Cipher methods Grid
Tap code
A « tapped » variant of Polybius: each letter is transmitted by the number of knocks matching its coordinates in a 5×5 grid.
- Family :
- Grid
- Difficulty :
- Beginner
- Era :
- Antiquity (Polybius), revived by Vietnam POWs (1960s)
Also known as : knock code · POW tap code
The tap code is a historical derivative of the Polybius square, designed to be transmitted by tapping on a wall. It’s famous for its use among American prisoners of war in Vietnam during the 1960s-70s: to communicate cell-to-cell through the walls of the Hanoi prison.
Principle
The grid
Like Polybius, a 5×5 grid holds the alphabet. The classic tap code merges K with C (rather than I/J as in Polybius):
1 2 3 4 5
1 A B C/K D E
2 F G H I J
3 L M N O P
4 Q R S T U
5 V W X Y Z
Transmission
Each letter is coded by its (row, column) pair. The sender taps:
- First the row (1 to 5 knocks).
- A short pause.
- Then the column (1 to 5 knocks).
- A long pause before the next letter.
Example: H (row 2, column 3) transmits as ·· ··· (2 taps, pause, 3 taps).
Example
HELLO transmits as:
H = 2,3 → ·· ···
E = 1,5 → · ·····
L = 3,1 → ··· ·
L = 3,1 → ··· ·
O = 3,4 → ··· ····
A short 5-letter message totals about 30 to 50 taps. POWs could convey a sentence in a few minutes with a little practice.
History
- Ancient Greece — Polybius describes the method with torches (one for the row, one for the column).
- Russian nihilists use knocking in prison in the 19th century.
- Vietnam, 1965 — Captain Carlyle Harris teaches the tap code to American Hanoi POWs. Allowed rebuilding the chain of command, sharing names and testimony, and preserving morale. A central narrative in many POW memoirs.
Variants
- Polybius — written version, 5×5 grid but I/J merged.

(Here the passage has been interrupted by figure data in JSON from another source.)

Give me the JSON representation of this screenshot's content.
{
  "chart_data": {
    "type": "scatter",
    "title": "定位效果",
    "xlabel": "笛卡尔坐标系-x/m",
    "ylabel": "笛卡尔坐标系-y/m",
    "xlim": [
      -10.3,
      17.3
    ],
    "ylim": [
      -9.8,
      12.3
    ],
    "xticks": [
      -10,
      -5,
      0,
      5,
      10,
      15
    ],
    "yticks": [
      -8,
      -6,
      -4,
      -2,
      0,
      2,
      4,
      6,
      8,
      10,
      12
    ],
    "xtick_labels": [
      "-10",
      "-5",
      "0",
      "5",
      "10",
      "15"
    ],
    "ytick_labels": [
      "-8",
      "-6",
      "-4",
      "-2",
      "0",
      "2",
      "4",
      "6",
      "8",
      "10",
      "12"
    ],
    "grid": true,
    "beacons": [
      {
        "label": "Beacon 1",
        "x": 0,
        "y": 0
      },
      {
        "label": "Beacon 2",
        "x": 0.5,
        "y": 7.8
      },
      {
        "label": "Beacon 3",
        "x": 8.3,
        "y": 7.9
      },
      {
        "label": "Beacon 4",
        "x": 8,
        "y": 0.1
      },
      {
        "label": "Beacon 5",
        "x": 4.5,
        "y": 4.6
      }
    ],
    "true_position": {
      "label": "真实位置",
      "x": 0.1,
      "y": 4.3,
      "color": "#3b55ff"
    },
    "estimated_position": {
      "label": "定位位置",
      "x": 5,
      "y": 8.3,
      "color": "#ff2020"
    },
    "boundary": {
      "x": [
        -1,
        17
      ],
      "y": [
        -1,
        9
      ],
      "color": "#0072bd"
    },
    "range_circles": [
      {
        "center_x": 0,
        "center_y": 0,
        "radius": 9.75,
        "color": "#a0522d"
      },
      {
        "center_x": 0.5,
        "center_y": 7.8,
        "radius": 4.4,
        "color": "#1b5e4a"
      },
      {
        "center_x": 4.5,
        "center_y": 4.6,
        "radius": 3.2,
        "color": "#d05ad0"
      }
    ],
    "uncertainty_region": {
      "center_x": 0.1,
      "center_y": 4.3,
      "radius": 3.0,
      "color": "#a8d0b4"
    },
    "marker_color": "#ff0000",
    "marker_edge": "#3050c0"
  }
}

- Nihilist — Polybius + additive key.
- 6×6 cipher — enlarged version including digits 0-9.
Weaknesses
Tap code is a code, not a cipher: no key, the table is public. Its security rests entirely on the adversary’s ignorance of the method — which wasn’t the case in Vietnam, but the value of inter-prisoner communication outweighed the risk of interception.

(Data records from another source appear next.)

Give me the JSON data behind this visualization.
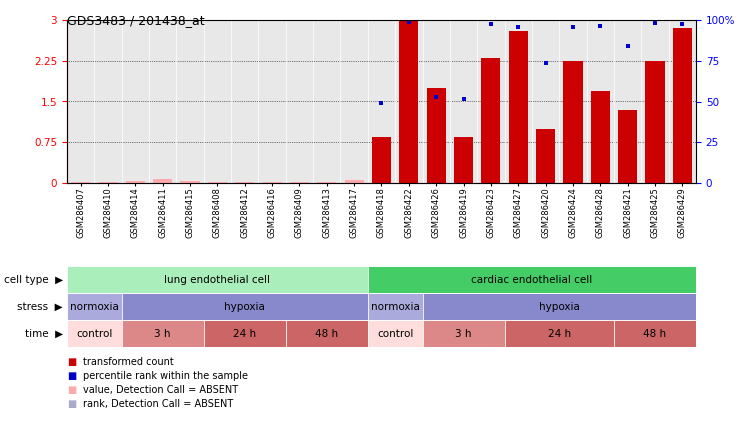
{
  "title": "GDS3483 / 201438_at",
  "samples": [
    "GSM286407",
    "GSM286410",
    "GSM286414",
    "GSM286411",
    "GSM286415",
    "GSM286408",
    "GSM286412",
    "GSM286416",
    "GSM286409",
    "GSM286413",
    "GSM286417",
    "GSM286418",
    "GSM286422",
    "GSM286426",
    "GSM286419",
    "GSM286423",
    "GSM286427",
    "GSM286420",
    "GSM286424",
    "GSM286428",
    "GSM286421",
    "GSM286425",
    "GSM286429"
  ],
  "bar_values": [
    0.02,
    0.01,
    0.04,
    0.07,
    0.03,
    0.01,
    0.01,
    0.01,
    0.01,
    0.02,
    0.05,
    0.85,
    3.0,
    1.75,
    0.85,
    2.3,
    2.8,
    1.0,
    2.25,
    1.7,
    1.35,
    2.25,
    2.85
  ],
  "dot_values": [
    0.0,
    0.0,
    0.0,
    0.0,
    0.0,
    0.0,
    0.0,
    0.0,
    0.0,
    0.0,
    0.0,
    1.47,
    2.96,
    1.58,
    1.55,
    2.92,
    2.88,
    2.2,
    2.87,
    2.89,
    2.52,
    2.94,
    2.92
  ],
  "bar_absent": [
    true,
    true,
    true,
    true,
    true,
    true,
    true,
    true,
    true,
    true,
    true,
    false,
    false,
    false,
    false,
    false,
    false,
    false,
    false,
    false,
    false,
    false,
    false
  ],
  "dot_absent": [
    true,
    true,
    true,
    true,
    true,
    true,
    true,
    true,
    true,
    true,
    true,
    false,
    false,
    false,
    false,
    false,
    false,
    false,
    false,
    false,
    false,
    false,
    false
  ],
  "ylim": [
    0,
    3.0
  ],
  "yticks_left": [
    0,
    0.75,
    1.5,
    2.25,
    3.0
  ],
  "ytick_labels_left": [
    "0",
    "0.75",
    "1.5",
    "2.25",
    "3"
  ],
  "yticks_right": [
    0,
    25,
    50,
    75,
    100
  ],
  "ytick_labels_right": [
    "0",
    "25",
    "50",
    "75",
    "100%"
  ],
  "bar_color": "#cc0000",
  "bar_absent_color": "#ffaaaa",
  "dot_color": "#0000cc",
  "dot_absent_color": "#aaaacc",
  "plot_bg_color": "#e8e8e8",
  "cell_type_row": {
    "label": "cell type",
    "groups": [
      {
        "text": "lung endothelial cell",
        "start": 0,
        "end": 10,
        "color": "#aaeebb"
      },
      {
        "text": "cardiac endothelial cell",
        "start": 11,
        "end": 22,
        "color": "#44cc66"
      }
    ]
  },
  "stress_row": {
    "label": "stress",
    "groups": [
      {
        "text": "normoxia",
        "start": 0,
        "end": 1,
        "color": "#aaaadd"
      },
      {
        "text": "hypoxia",
        "start": 2,
        "end": 10,
        "color": "#8888cc"
      },
      {
        "text": "normoxia",
        "start": 11,
        "end": 12,
        "color": "#aaaadd"
      },
      {
        "text": "hypoxia",
        "start": 13,
        "end": 22,
        "color": "#8888cc"
      }
    ]
  },
  "time_row": {
    "label": "time",
    "groups": [
      {
        "text": "control",
        "start": 0,
        "end": 1,
        "color": "#ffdddd"
      },
      {
        "text": "3 h",
        "start": 2,
        "end": 4,
        "color": "#dd8888"
      },
      {
        "text": "24 h",
        "start": 5,
        "end": 7,
        "color": "#cc6666"
      },
      {
        "text": "48 h",
        "start": 8,
        "end": 10,
        "color": "#cc6666"
      },
      {
        "text": "control",
        "start": 11,
        "end": 12,
        "color": "#ffdddd"
      },
      {
        "text": "3 h",
        "start": 13,
        "end": 15,
        "color": "#dd8888"
      },
      {
        "text": "24 h",
        "start": 16,
        "end": 19,
        "color": "#cc6666"
      },
      {
        "text": "48 h",
        "start": 20,
        "end": 22,
        "color": "#cc6666"
      }
    ]
  }
}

Against an informed attacker:
- Instant frequency analysis (it’s keyless Polybius).
- No resistance whatsoever against automated tools.

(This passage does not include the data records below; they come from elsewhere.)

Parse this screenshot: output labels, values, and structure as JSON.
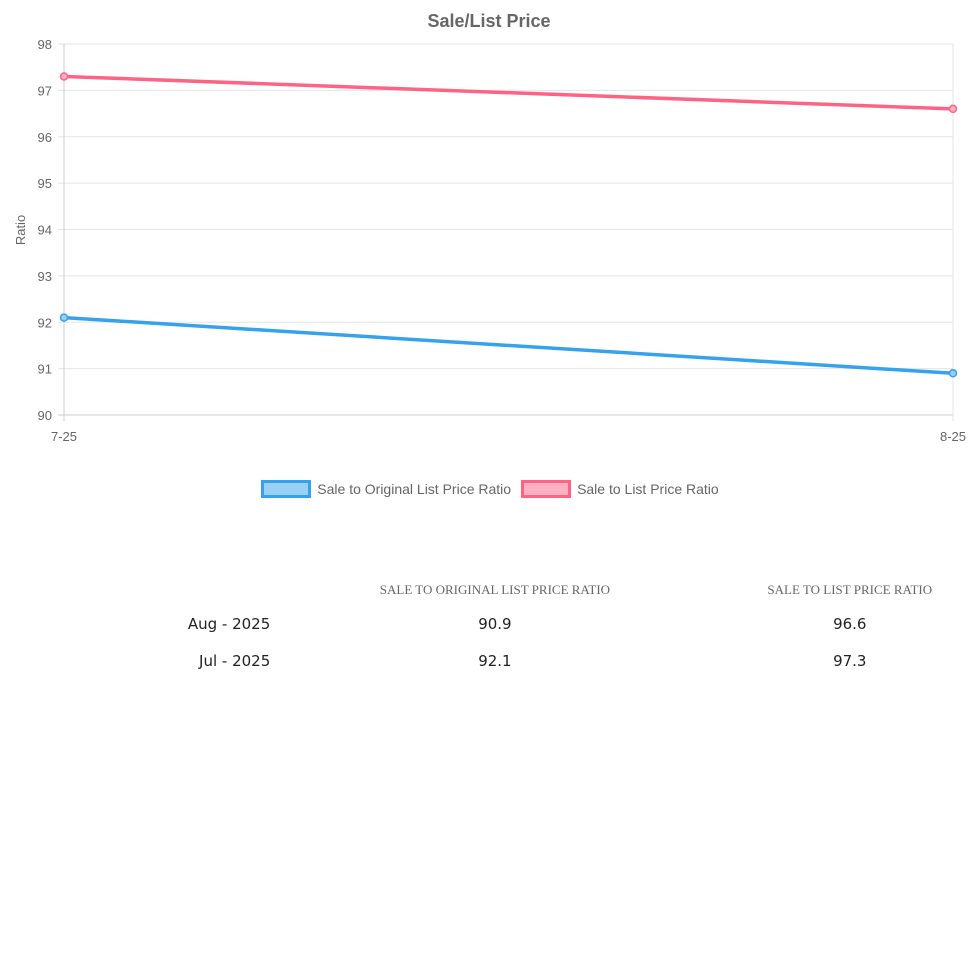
{
  "chart_data": {
    "type": "line",
    "title": "Sale/List Price",
    "xlabel": "",
    "ylabel": "Ratio",
    "categories": [
      "7-25",
      "8-25"
    ],
    "ylim": [
      90,
      98
    ],
    "yticks": [
      90,
      91,
      92,
      93,
      94,
      95,
      96,
      97,
      98
    ],
    "grid": true,
    "legend_position": "bottom",
    "series": [
      {
        "name": "Sale to Original List Price Ratio",
        "values": [
          92.1,
          90.9
        ],
        "color": "#36a2eb",
        "fill": "#9ad0f5"
      },
      {
        "name": "Sale to List Price Ratio",
        "values": [
          97.3,
          96.6
        ],
        "color": "#ff6384",
        "fill": "#ffb1c1"
      }
    ]
  },
  "table": {
    "headers": [
      "",
      "Sale to Original List Price Ratio",
      "Sale to List Price Ratio"
    ],
    "rows": [
      {
        "date": "Aug - 2025",
        "orig": "90.9",
        "list": "96.6"
      },
      {
        "date": "Jul - 2025",
        "orig": "92.1",
        "list": "97.3"
      }
    ]
  }
}
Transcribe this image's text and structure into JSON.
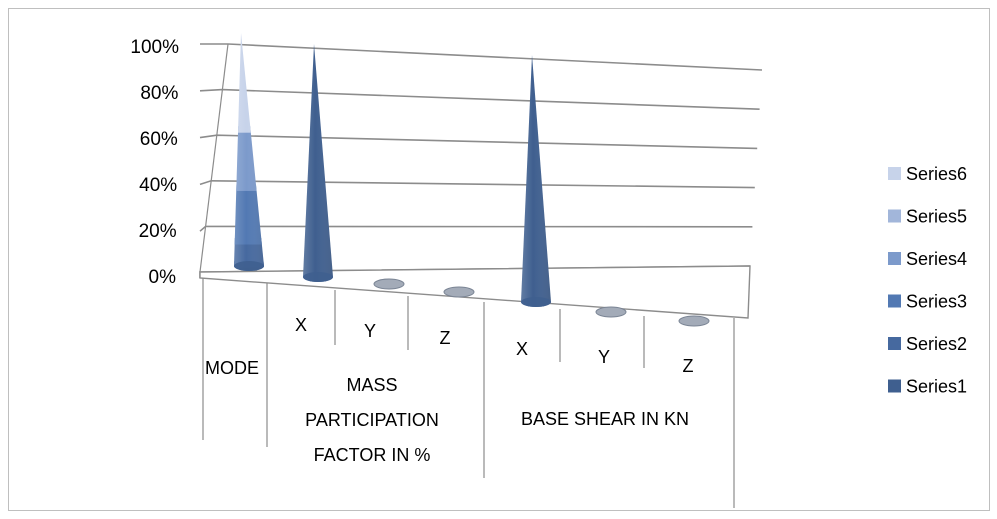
{
  "chart_data": {
    "type": "bar",
    "style": "3d-cone-stacked-100",
    "y_ticks": [
      "0%",
      "20%",
      "40%",
      "60%",
      "80%",
      "100%"
    ],
    "ylim": [
      0,
      100
    ],
    "grid": true,
    "legend_position": "right",
    "level1_labels": [
      "MODE",
      "X",
      "Y",
      "Z",
      "X",
      "Y",
      "Z"
    ],
    "level2_labels": [
      {
        "text": "MASS PARTICIPATION FACTOR IN %",
        "lines": [
          "MASS",
          "PARTICIPATION",
          "FACTOR IN %"
        ]
      },
      {
        "text": "BASE SHEAR IN KN",
        "lines": [
          "BASE SHEAR IN KN"
        ]
      }
    ],
    "series": [
      {
        "name": "Series1",
        "color": "#3f5f8f"
      },
      {
        "name": "Series2",
        "color": "#46699f"
      },
      {
        "name": "Series3",
        "color": "#5279b3"
      },
      {
        "name": "Series4",
        "color": "#7c9acb"
      },
      {
        "name": "Series5",
        "color": "#a2b6da"
      },
      {
        "name": "Series6",
        "color": "#c7d3ea"
      }
    ],
    "cones": [
      {
        "category": "MODE",
        "total_percent": 100,
        "series_percent": [
          2,
          10,
          23,
          25,
          0,
          40
        ]
      },
      {
        "category": "X",
        "total_percent": 100,
        "series_percent": [
          100,
          0,
          0,
          0,
          0,
          0
        ]
      },
      {
        "category": "Y",
        "total_percent": 0,
        "series_percent": [
          0,
          0,
          0,
          0,
          0,
          0
        ]
      },
      {
        "category": "Z",
        "total_percent": 0,
        "series_percent": [
          0,
          0,
          0,
          0,
          0,
          0
        ]
      },
      {
        "category": "X",
        "total_percent": 100,
        "series_percent": [
          100,
          0,
          0,
          0,
          0,
          0
        ]
      },
      {
        "category": "Y",
        "total_percent": 0,
        "series_percent": [
          0,
          0,
          0,
          0,
          0,
          0
        ]
      },
      {
        "category": "Z",
        "total_percent": 0,
        "series_percent": [
          0,
          0,
          0,
          0,
          0,
          0
        ]
      }
    ]
  }
}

Its value is practical and symbolic, not cryptographic.
In CipherChronicle
Tap code offers a sonic mode: puzzles can be played by ear, each letter represented by taps. It’s also a bridge to the history of operational cryptography — an extremely simple code that saved lives.
Grid
- 1
Stream of tapped numbers
Number pairs — first = row, second = column. Polybius signature.
- 2
Tap-code grid (K omitted)
The 5×5 grid holds the alphabet (K merged with C) — tap codes resolve in it.
- 3
Reading: 23 = H (row 2 col 3), 15 = E, 31 = L, 34 = O
Each pair directly names a grid cell.
- 4
Pair-by-pair substitution
Replace each pair by the letter in its cell.
- 5
Message revealed
The word surfaces once all pairs are decoded — here HELLO.